Saturday, 8 March 2014

The EMI Record Sleeves - The 78rpm Years - Part 3

The third and final (well at least for the foreseeable!) part of this trilogy of articles about EMI record sleeves for 10" 78 rpm records, this covers the one-offs and anomalies and special sleeves.

His Master's Voice produced many variants of this promotional sleeve. This one features the popular film actors Nelson Eddy and Jeanette MacDonald who appeared in several operetta-based films together for MGM. Nelson Eddy (1901-1967) was noticed by Louis B Mayer's assistant at a concert in which he (Eddy) played 18 encores. Just as an aside, when I am onstage with Creeping Bentgrass we often take 18 encores. Audiences hate that...!

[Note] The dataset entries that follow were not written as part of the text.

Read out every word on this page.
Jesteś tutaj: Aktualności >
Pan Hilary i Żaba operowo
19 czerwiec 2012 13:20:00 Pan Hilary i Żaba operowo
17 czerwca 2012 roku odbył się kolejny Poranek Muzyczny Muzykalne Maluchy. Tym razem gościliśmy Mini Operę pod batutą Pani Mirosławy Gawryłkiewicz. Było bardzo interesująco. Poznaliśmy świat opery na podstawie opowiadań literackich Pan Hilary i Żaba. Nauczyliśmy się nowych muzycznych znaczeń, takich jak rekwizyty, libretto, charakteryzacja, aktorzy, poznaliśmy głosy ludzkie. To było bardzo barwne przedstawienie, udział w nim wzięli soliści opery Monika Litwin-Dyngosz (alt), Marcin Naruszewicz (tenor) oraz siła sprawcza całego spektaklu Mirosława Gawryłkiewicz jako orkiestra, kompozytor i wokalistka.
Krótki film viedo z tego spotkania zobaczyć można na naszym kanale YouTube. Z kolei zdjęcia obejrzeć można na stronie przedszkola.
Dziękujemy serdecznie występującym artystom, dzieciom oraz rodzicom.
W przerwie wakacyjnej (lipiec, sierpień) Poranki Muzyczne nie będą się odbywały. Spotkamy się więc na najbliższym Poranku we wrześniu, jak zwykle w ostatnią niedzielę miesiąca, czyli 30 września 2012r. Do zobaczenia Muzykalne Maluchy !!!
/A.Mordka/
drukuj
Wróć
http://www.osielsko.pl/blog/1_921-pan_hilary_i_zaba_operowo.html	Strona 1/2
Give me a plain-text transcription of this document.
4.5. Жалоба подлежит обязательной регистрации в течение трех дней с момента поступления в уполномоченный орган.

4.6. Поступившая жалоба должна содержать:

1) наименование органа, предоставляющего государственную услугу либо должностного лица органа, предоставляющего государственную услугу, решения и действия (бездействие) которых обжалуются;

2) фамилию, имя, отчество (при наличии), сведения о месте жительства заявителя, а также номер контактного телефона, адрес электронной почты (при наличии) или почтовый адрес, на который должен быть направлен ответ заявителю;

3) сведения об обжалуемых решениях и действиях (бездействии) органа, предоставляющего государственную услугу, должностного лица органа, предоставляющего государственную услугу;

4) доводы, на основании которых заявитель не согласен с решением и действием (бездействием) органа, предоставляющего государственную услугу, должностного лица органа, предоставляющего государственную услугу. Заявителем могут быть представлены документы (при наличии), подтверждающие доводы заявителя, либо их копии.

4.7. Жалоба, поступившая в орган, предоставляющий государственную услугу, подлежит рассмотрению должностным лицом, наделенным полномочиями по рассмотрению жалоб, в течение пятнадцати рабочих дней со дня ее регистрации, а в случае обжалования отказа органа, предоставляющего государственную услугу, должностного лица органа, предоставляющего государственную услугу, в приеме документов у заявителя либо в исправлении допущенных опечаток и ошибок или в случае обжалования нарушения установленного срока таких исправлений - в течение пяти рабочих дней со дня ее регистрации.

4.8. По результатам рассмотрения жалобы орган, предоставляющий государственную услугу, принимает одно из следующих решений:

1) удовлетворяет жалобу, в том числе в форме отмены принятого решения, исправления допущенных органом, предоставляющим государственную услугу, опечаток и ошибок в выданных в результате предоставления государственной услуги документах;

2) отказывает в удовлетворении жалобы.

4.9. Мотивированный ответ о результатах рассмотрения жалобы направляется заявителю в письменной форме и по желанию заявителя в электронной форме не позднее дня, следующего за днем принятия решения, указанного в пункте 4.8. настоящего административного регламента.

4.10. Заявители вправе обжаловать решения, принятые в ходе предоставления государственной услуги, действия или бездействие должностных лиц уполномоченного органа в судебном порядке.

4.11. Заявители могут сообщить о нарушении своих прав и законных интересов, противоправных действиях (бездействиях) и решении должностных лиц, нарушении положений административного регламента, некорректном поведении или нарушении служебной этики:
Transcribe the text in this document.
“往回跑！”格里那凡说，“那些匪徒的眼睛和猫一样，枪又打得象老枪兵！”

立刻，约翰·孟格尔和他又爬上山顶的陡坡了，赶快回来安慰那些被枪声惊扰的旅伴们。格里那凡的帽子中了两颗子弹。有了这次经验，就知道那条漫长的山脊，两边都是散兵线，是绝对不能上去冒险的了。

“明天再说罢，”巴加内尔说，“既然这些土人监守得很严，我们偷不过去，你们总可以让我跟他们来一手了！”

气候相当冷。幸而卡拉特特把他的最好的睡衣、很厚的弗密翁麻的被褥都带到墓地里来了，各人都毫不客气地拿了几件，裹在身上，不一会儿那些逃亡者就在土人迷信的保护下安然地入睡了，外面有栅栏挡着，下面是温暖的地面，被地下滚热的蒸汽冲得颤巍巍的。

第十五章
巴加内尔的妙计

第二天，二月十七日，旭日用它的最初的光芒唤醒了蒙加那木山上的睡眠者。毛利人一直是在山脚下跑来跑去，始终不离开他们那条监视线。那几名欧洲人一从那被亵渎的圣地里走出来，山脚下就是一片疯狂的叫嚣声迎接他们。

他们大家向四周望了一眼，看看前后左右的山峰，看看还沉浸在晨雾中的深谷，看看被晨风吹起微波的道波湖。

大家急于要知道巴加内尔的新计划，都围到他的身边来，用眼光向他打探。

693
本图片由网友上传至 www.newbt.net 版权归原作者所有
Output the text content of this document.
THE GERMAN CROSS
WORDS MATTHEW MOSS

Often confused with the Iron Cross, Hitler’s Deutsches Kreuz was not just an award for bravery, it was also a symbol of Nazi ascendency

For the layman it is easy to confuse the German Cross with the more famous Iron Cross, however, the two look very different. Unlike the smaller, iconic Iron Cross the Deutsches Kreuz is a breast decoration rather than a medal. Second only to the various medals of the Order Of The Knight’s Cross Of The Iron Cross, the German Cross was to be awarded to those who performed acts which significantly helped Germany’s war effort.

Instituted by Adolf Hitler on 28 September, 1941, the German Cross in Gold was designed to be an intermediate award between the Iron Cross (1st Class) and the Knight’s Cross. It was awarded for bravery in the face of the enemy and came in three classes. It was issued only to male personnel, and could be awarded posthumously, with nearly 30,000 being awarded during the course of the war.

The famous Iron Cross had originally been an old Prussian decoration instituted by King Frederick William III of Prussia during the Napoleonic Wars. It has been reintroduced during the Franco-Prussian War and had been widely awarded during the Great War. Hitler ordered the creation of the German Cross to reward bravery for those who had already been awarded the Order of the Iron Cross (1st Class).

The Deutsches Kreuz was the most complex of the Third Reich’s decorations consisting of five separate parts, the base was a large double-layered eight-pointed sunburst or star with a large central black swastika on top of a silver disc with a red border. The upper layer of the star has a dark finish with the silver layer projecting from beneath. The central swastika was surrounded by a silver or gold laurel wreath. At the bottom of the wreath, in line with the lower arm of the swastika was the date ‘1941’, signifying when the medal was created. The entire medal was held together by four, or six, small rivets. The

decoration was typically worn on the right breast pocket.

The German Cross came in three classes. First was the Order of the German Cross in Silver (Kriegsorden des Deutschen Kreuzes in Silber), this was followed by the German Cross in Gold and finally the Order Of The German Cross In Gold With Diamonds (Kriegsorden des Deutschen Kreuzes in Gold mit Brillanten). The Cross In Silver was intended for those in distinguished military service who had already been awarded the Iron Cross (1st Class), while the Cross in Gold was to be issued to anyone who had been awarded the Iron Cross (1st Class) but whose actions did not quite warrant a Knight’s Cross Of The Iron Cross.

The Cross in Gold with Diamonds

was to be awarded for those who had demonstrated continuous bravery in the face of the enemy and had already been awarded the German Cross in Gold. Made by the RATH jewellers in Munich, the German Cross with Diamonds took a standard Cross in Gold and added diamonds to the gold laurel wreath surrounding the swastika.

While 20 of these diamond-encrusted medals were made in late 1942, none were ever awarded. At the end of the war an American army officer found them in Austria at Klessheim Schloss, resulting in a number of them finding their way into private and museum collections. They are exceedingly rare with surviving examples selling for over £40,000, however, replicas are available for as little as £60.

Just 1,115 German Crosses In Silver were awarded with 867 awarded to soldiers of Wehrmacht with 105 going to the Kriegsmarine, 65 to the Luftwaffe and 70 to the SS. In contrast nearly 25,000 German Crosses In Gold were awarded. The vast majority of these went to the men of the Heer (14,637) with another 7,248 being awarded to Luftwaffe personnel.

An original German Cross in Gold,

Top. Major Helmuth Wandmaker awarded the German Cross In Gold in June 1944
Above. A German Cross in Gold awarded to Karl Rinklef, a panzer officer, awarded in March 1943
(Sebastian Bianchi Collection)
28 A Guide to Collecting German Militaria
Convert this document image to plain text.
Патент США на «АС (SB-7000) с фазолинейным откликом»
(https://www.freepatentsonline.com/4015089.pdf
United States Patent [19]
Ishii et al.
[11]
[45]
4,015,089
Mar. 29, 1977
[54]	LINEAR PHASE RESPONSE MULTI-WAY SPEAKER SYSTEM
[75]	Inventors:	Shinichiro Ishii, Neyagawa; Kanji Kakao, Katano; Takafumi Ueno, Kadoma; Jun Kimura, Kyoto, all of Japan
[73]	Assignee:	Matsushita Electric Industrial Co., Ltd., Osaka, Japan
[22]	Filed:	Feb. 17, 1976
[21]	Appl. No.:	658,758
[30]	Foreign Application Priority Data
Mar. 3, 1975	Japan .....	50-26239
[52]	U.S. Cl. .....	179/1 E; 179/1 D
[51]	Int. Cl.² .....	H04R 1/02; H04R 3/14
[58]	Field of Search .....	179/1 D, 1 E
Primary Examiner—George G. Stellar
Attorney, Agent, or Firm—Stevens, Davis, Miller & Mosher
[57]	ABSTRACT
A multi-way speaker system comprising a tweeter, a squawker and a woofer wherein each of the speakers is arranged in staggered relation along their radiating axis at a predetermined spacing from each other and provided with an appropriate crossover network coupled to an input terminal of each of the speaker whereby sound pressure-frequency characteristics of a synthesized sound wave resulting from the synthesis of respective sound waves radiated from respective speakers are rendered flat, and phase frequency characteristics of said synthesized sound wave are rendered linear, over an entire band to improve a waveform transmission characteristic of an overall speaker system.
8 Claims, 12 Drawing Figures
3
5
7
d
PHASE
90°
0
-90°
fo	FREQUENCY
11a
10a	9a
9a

His career lasted his lifetime. Although the movies dried up, he had a nightclub act during the 1950 and 60s and remarked to a journalist "I'll go on singing until I drop..." He got his wish, having a stroke onstage.

Jeanette MacDonald (1903-1965) was on stage from the early age of six and made eight films with Nelson Eddy, together becoming known as America's Singing Sweethearts - despite both being married to other people. She was immensely popular, earning $4000 a week in 1934 whilst making the film The Cat and The Fiddle. Incidentally, her elder sister was Blossom Rock who was best known as Grandmama Addams from TV's The Addams Family.

The reverse of the record sleeve advertises His Master's Voice record albums. In the 78 rpm era an "album" was more a collection of separate discs than a single multiple-track record as it was not yet possible to put multiple tracks on a record.

A variant of the same type of promotional sleeve, this one features Paderewski the Polish pianist and composer and (I kid you not) Prime Minister. After a brilliant career from 1887 in music, he was instrumental in setting up Poland as an independent country and was Prime Minister for a year in 1919, also acting as Minister for Foreign Affairs, followed by returning to his musical career. In 1939 he became Chief of the National Council of Poland, which office he held until his death in 1941 at the age of 80.

On the reverse of this sleeve is an advertisement for the His Master's Voice Radio-Gramophone Model 521 about which it says: "This radio-gramophone will alter entirely your previous conception of Radio and Gramophone reproduction".

A Columbia record sleeve featuring a painting of a violinist giving it his all whilst an angel hovers over his shoulder, pointing out his mistakes. Taken from a painting called "Inspiration" by artist Bernard Partridge it is reproduced in a dark blue monochrome.

And we'll finish this time with the Parlophone Scottish record sleeve which was used for Scottish artists such as Jimmy Shand. This contains a record from my parents' collection, Jimmy Shand and His Band playing Donaree. His best known record was The Veleta coupled with Bluebell Polka which is one of those tunes that you can't remember until you hear it and then it sets off an ear worm and you can't get it out of your head for weeks! Jimmy Shand was a Scottish accordion-playing tour-de-force and was knighted for his services to music. Legend has it that some of the reels and tunes originated from deep within fairy mounds... Could explain the ear worm!